Well, the first reason off the top of my head is that fossilization itself is a pretty unusual event. Not every dead creature becomes a fossil. So, there is inference that goes on, but if you see fossils of two species, one predating the other, that are similar but with one or two differences, then it’s not unreasonable to assume there is some relationship between them. It’s like if you were to compare my DNA with someone and see there was a 25% match, and say she was my grandmother, because you know that grandparents and grandchildren share 25% of their genes. Even though you wouldn’t have access to him or her, you could assume that someone exists who is this woman’s child, sharing 50% of her genes, and my parent, who shares 50 of his or her genes with me. The existance of a parent is inferred.
Well, aside from the fact that we do have quite a few transitional forms (which Creationists always deny are “sufficiently” transitional), there is the small matter of what it takes to leave any fossil behind.
An animal (or plant) must at the time of death be almost immediately buried in a material that will prevent any scavenger animals from destroying the skeleton, eliminate aerobic microbes that cause decay, provide a chemical composition that will allow leeching into the skeleton so that the bones (and, rarely, hide) can actually become fossils.
There is a rare chance that an animal that dies in a desert may leave a body that is dehydrated before rotting, but it still requires that the body never be destroyed by scavengers and it still must be buried at some point to allow the mineral leeching and fossilization. Equally rare might be an animal or an animal that dies in a swamp sinking past the (bacteria-infested) muck to a level where it will be preserved.
The covering soil in each of these cases still needs to be the correct type to contain preservative minerals.

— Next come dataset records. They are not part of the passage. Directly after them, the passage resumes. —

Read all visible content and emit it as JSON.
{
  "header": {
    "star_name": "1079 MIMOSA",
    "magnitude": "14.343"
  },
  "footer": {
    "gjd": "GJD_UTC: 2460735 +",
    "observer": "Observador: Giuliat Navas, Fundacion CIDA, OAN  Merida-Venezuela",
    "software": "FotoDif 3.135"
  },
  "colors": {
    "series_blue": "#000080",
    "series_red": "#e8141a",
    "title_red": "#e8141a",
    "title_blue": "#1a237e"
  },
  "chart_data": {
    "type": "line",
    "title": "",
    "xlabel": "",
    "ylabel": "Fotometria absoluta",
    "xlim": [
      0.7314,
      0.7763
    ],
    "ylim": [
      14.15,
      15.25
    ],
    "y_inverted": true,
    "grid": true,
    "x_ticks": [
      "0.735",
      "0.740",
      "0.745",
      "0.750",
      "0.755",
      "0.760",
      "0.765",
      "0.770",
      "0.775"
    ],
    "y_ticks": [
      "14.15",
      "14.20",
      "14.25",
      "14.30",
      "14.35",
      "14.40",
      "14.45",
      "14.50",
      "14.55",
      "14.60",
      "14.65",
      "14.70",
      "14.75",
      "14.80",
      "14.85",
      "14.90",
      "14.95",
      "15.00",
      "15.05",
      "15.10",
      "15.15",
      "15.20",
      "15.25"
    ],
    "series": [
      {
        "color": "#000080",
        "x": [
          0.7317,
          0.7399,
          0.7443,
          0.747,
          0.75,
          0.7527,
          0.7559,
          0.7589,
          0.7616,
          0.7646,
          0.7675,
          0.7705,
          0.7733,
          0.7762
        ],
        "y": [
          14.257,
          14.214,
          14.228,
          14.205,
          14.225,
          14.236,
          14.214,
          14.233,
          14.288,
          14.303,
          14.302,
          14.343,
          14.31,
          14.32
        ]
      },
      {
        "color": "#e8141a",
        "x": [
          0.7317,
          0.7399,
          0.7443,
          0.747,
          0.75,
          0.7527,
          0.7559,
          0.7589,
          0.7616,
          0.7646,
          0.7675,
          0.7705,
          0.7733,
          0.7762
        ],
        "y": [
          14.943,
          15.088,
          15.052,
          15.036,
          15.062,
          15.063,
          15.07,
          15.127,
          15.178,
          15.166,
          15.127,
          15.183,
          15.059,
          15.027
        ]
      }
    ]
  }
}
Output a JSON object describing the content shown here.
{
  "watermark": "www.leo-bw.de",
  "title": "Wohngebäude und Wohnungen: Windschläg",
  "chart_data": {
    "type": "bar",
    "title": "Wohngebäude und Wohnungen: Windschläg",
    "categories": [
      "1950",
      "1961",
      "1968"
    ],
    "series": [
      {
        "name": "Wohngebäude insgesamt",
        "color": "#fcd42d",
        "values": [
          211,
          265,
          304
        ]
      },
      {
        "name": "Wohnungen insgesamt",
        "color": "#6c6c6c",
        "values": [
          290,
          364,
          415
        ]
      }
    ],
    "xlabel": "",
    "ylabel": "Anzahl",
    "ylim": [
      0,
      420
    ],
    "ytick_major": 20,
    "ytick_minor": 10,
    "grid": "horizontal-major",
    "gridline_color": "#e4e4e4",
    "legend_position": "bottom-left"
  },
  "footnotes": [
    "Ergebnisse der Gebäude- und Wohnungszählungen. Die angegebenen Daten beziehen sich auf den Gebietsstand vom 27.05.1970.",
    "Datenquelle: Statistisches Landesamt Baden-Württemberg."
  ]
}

This means that the only animals that are fossilized are going to be animals that are buried by landslides or, occasionally, swept into an alluvial deposit by a flash flood. Got any idea what the odds are on the number of animals that die under the exactly correct circumstnces each year?
Part of the problem here is that evolution looks more like a bush than a tree. In the past, the picture of human evolution looked pretty minimal. As time has gone on, more fossils have been found and many more branchs have been added. Now, if you want to get into the old “lumpers” vs. “splitters” argument that is one thing, but ignoring the evidence of evolution isn’t doing anything.
As has been mentioned, the formation of fossils is rare, but there are species where the evolutionary path is quite clear. Horses, for example can be seen going from 5 toed animals in the distant past to the 1 toed animals they are today. If course modern evolution can be seen in drug resistant diseases.
That is actually a good question. How do creationists explain the emergance of drug resistant strains of, lets say, TB?
And we have copious fossil evidence, not complete fossil evidence. Really, the distinction is not so petty as you want it to seem.
We see microevolution occur, no contest.
We have a theory of macroevolution.
We have some very good evidence of macroevolution.
Complete evidence of macroevolution can never be found.
A more complete set of fossil records is being found.
Yes, millions of years of evolution. What, you expect us to literally unearth that amount of evidence in 150 years? AND study it?